For now, soap and warm water-and constant nagging of your kids to wash their hands-may be the safest way to sanitize. Also, make sure that any hand sanitizer dispensers you may still use are kept out of the reach of little hands.
But who knows how we'll be sanitizing our hands in the future. Researchers at Arizona State University have found that certain types of natural clays pulled right from the ground are highly effective at killing bacteria. One type of green clay has been shown to do a number on E. coli, salmonella, staph and other bacteria known to make people sick. But the research is still in its infancy, so don't expect to see moms pulling jars of clay out of their purses anytime soon.
CONTACTS: EO Products, www.eoproducts.com; OrganicBeautySource.com, www.organicbeautysource.com; MotherNature.com, www.mothernature.com.
Here are some additional links about the use of these products. I love the tip in one of the following articles of just using a regular old baby wipe.
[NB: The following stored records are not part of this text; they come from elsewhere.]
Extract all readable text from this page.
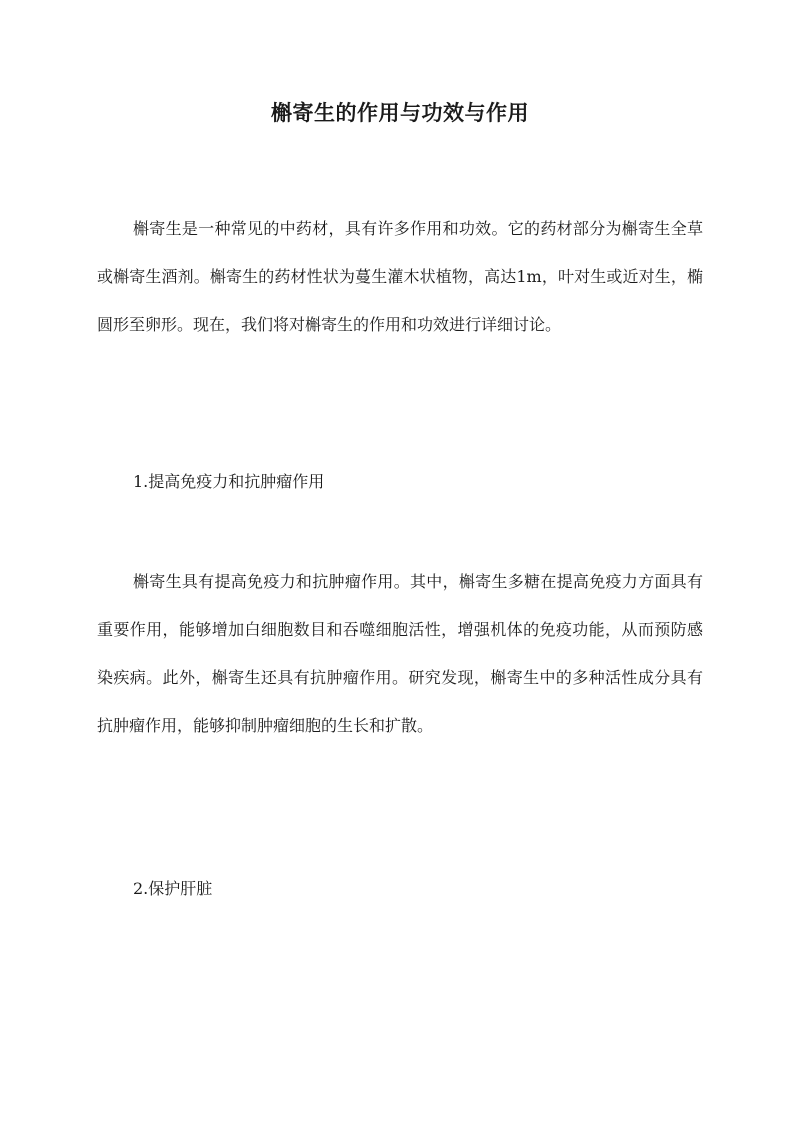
槲寄生的作用与功效与作用

槲寄生是一种常见的中药材，具有许多作用和功效。它的药材部分为槲寄生全草或槲寄生酒剂。槲寄生的药材性状为蔓生灌木状植物，高达1m，叶对生或近对生，椭圆形至卵形。现在，我们将对槲寄生的作用和功效进行详细讨论。

1.提高免疫力和抗肿瘤作用

槲寄生具有提高免疫力和抗肿瘤作用。其中，槲寄生多糖在提高免疫力方面具有重要作用，能够增加白细胞数目和吞噬细胞活性，增强机体的免疫功能，从而预防感染疾病。此外，槲寄生还具有抗肿瘤作用。研究发现，槲寄生中的多种活性成分具有抗肿瘤作用，能够抑制肿瘤细胞的生长和扩散。

2.保护肝脏
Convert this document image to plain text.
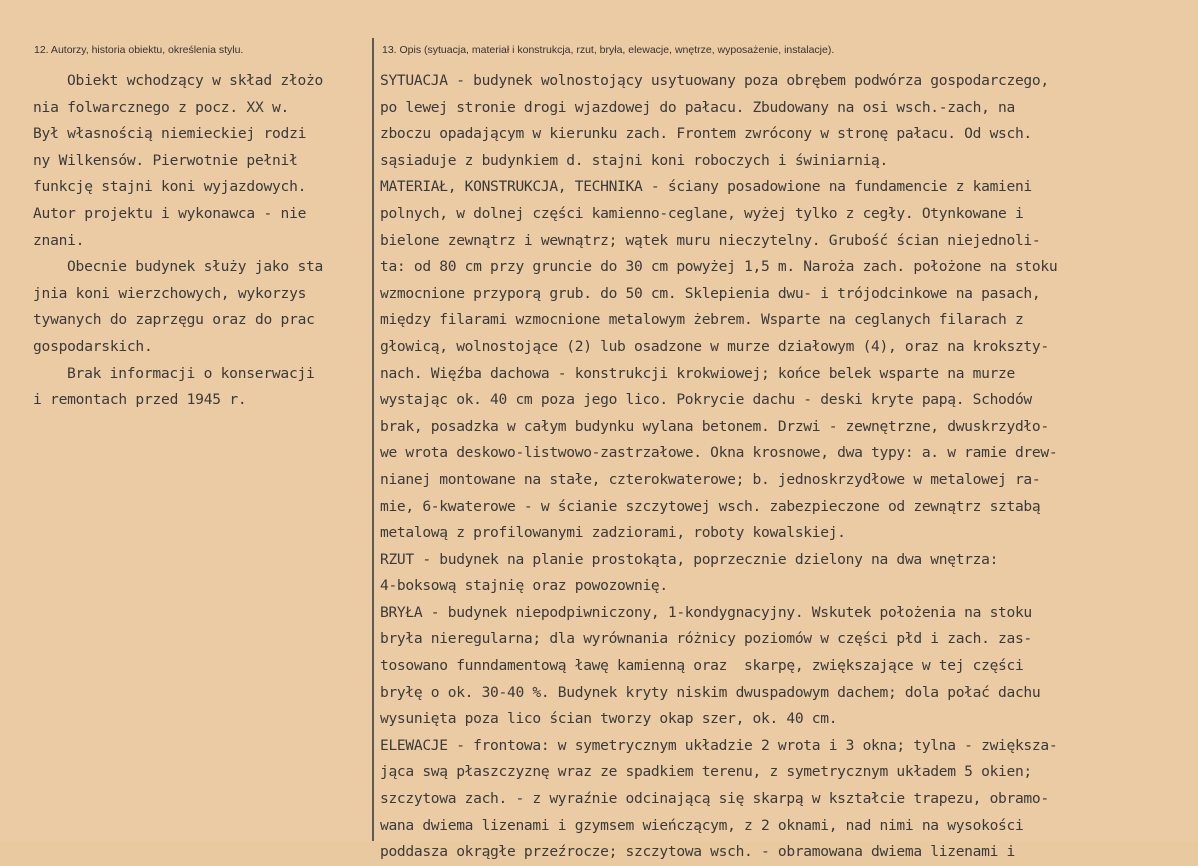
12. Autorzy, historia obiektu, określenia stylu.	13. Opis (sytuacja, materiał i konstrukcja, rzut, bryła, elewacje, wnętrze, wyposażenie, instalacje).
Obiekt wchodzący w skład złożo
nia folwarcznego z pocz. XX w.
Był własnością niemieckiej rodzi
ny Wilkensów. Pierwotnie pełnił
funkcję stajni koni wyjazdowych.
Autor projektu i wykonawca - nie
znani.
Obecnie budynek służy jako sta
jnia koni wierzchowych, wykorzys
tywanych do zaprzęgu oraz do prac
gospodarskich.
Brak informacji o konserwacji
i remontach przed 1945 r.
SYTUACJA - budynek wolnostojący usytuowany poza obrębem podwórza gospodarczego,
po lewej stronie drogi wjazdowej do pałacu. Zbudowany na osi wsch.-zach, na
zboczu opadającym w kierunku zach. Frontem zwrócony w stronę pałacu. Od wsch.
sąsiaduje z budynkiem d. stajni koni roboczych i świniarnią.
MATERIAŁ, KONSTRUKCJA, TECHNIKA - ściany posadowione na fundamencie z kamieni
polnych, w dolnej części kamienno-ceglane, wyżej tylko z cegły. Otynkowane i
bielone zewnątrz i wewnątrz; wątek muru nieczytelny. Grubość ścian niejednoli-
ta: od 80 cm przy gruncie do 30 cm powyżej 1,5 m. Naroża zach. położone na stoku
wzmocnione przyporą grub. do 50 cm. Sklepienia dwu- i trójodcinkowe na pasach,
między filarami wzmocnione metalowym żebrem. Wsparte na ceglanych filarach z
głowicą, wolnostojące (2) lub osadzone w murze działowym (4), oraz na krokszty-
nach. Więźba dachowa - konstrukcji krokwiowej; końce belek wsparte na murze
wystając ok. 40 cm poza jego lico. Pokrycie dachu - deski kryte papą. Schodów
brak, posadzka w całym budynku wylana betonem. Drzwi - zewnętrzne, dwuskrzydło-
we wrota deskowo-listwowo-zastrzałowe. Okna krosnowe, dwa typy: a. w ramie drew-
nianej montowane na stałe, czterokwaterowe; b. jednoskrzydłowe w metalowej ra-
mie, 6-kwaterowe - w ścianie szczytowej wsch. zabezpieczone od zewnątrz sztabą
metalową z profilowanymi zadziorami, roboty kowalskiej.
RZUT - budynek na planie prostokąta, poprzecznie dzielony na dwa wnętrza:
4-boksową stajnię oraz powozownię.
BRYŁA - budynek niepodpiwniczony, 1-kondygnacyjny. Wskutek położenia na stoku
bryła nieregularna; dla wyrównania różnicy poziomów w części płd i zach. zas-
tosowano funndamentową ławę kamienną oraz  skarpę, zwiększające w tej części
bryłę o ok. 30-40 %. Budynek kryty niskim dwuspadowym dachem; dola połać dachu
wysunięta poza lico ścian tworzy okap szer, ok. 40 cm.
ELEWACJE - frontowa: w symetrycznym układzie 2 wrota i 3 okna; tylna - zwiększa-
jąca swą płaszczyznę wraz ze spadkiem terenu, z symetrycznym układem 5 okien;
szczytowa zach. - z wyraźnie odcinającą się skarpą w kształcie trapezu, obramo-
wana dwiema lizenami i gzymsem wieńczącym, z 2 oknami, nad nimi na wysokości
poddasza okrągłe przeźrocze; szczytowa wsch. - obramowana dwiema lizenami i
A couple of things I forgot to mention earlier, I preach immune support, immune support, immune support. Proper nutrition, sleep, removal of processed sugars, PROBIOTICS and other supplements will do your child much better than ANY sanitizing wipe. Our bodies are made to deal with the buggies, chemicals - not so much. The more we boost our system up (rather than tear it down by poor nutrition for example) the more we will be protected from the germs out there. We can't live in a bubble so lets make sure the immune system is as strong as it can be and ditch the chemicals made to kill them (and to a lesser extent, us). And, if you are at all interested in aromatherapy, the essential oil Tea Tree Oil is a very potent antiviral, antibacterial and antifungal. I put a few drops in a water bottle sprayer and use as "lysol" spray that is safe for kids, pets, etc. You could put a drop of that on your hand and swipe across the handle of the cart too!! I LOVE Tea Tree Oil.